Impacto no sistema financeiro e sinais para o mercado
A decisão de encurtar prazos e trazer os depoimentos para a última semana de janeiro é também um gesto ao mercado. Ao acelerar as oitivas, o STF tenta reduzir a janela de incerteza em torno da suposta fraude de R$ 12,2 bilhões. Em um país em que a confiança nos bancos é pilar de estabilidade, a possibilidade de créditos sem lastro circularem entre instituições acende um alerta vermelho.
Autoridades do setor avaliam, nos bastidores, que a investigação tem efeito pedagógico. A forma como PF e STF conduzem o caso tende a influenciar futuras operações de venda de carteiras de crédito e de securitização, em que bancos transformam dívidas em títulos negociáveis. A pressão por transparência e por checagem mais rígida dos números deve aumentar, especialmente em operações de grande porte entre bancos médios e instituições públicas.
O episódio também coloca holofotes sobre a atuação dos órgãos de fiscalização. O Banco Central, responsável pela supervisão do sistema, é chamado a explicar como operações dessa magnitude se desenrolam sem disparar alarmes precoces. Procuradores veem na investigação uma oportunidade para rever fluxos de informação, cruzamentos de dados e parâmetros de alerta para operações fora do padrão.
Investidores e analistas acompanham o caso com atenção. Eventuais confirmações de fraude podem gerar processos cíveis e criminais, além de estimular uma revisão regulatória mais dura sobre bancos médios, que costumam crescer em nichos específicos e assumir mais risco. A imagem institucional do Master e do BRB está em jogo, assim como a de executivos que assinaram ou avalizaram as operações.
Próximos passos e o que está em disputa
As oitivas dos dias 26 e 27 de janeiro funcionam como um ponto de virada no inquérito.

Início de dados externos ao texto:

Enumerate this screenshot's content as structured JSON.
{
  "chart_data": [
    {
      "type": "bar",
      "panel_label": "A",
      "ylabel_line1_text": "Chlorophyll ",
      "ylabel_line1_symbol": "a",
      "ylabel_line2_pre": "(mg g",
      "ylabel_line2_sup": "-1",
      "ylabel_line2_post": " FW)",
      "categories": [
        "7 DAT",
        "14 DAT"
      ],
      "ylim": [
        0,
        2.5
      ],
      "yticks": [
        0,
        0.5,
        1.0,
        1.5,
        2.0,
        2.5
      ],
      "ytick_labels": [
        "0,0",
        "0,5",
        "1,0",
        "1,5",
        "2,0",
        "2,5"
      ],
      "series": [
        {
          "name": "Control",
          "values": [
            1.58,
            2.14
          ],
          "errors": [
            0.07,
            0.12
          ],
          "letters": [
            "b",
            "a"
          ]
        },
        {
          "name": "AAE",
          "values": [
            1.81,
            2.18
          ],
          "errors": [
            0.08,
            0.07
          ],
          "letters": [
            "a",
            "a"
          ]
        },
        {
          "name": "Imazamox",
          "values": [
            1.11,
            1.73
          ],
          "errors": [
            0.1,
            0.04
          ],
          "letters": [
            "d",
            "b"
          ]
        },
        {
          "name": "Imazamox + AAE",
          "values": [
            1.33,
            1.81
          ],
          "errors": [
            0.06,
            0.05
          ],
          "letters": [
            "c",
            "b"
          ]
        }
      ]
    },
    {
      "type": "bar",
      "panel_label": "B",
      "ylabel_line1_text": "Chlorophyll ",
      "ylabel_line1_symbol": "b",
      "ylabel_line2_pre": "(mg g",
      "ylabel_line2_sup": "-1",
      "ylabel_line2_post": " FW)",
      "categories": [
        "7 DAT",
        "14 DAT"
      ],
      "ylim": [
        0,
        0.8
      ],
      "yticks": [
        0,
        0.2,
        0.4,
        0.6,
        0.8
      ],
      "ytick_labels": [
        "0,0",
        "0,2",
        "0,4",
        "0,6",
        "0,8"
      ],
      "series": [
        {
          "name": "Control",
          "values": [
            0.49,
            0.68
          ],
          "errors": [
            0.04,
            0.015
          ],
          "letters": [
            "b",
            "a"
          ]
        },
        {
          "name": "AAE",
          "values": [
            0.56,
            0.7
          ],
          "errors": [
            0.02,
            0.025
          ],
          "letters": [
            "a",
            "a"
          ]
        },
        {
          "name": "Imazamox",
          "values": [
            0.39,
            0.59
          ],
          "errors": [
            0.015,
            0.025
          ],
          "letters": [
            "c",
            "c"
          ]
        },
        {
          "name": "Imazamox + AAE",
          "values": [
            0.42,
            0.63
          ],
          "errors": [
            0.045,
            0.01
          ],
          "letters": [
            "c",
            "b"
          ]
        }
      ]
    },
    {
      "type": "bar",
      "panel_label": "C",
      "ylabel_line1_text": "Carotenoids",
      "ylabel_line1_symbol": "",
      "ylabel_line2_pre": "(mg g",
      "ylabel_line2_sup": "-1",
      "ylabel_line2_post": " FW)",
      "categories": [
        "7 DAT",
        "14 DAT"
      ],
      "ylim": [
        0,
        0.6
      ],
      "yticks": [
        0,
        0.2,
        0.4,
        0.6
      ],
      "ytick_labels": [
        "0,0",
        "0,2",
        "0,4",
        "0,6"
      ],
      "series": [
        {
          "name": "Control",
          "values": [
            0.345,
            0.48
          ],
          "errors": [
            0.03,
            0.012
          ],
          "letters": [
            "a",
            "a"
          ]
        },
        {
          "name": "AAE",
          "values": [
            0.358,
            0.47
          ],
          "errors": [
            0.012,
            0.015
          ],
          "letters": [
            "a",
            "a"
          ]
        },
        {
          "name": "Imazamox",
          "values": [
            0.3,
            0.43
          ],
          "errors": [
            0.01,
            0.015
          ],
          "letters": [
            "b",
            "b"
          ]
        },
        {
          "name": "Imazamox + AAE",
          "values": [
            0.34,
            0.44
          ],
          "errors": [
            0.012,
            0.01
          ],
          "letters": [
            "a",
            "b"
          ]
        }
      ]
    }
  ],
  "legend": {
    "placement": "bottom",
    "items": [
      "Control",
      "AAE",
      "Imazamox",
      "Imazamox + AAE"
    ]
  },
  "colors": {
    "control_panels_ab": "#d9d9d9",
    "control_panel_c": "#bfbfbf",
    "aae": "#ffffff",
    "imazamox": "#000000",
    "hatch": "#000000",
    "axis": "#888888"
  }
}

A PF espera reunir, em poucos dias, elementos suficientes para definir o rumo do caso: pedidos de novas medidas cautelares, denúncias formais ou aprofundamento de perícias contábeis. A velocidade da resposta institucional será observada não só por Brasília, mas por todo o setor financeiro.
Com o sigilo mantido, pouco se sabe sobre a estratégia de defesa dos principais investigados. Advogados trabalham para afastar a tese de créditos inexistentes e sustentar a regularidade das operações. Toffoli, por sua vez, sinaliza que não pretende alongar o processo além do necessário para formar convicção. A partir do que for dito no STF naqueles dois dias, o Judiciário terá de responder a uma pergunta central: o caso Banco Master será um episódio isolado ou o sintoma de um problema mais profundo na engrenagem do sistema financeiro nacional?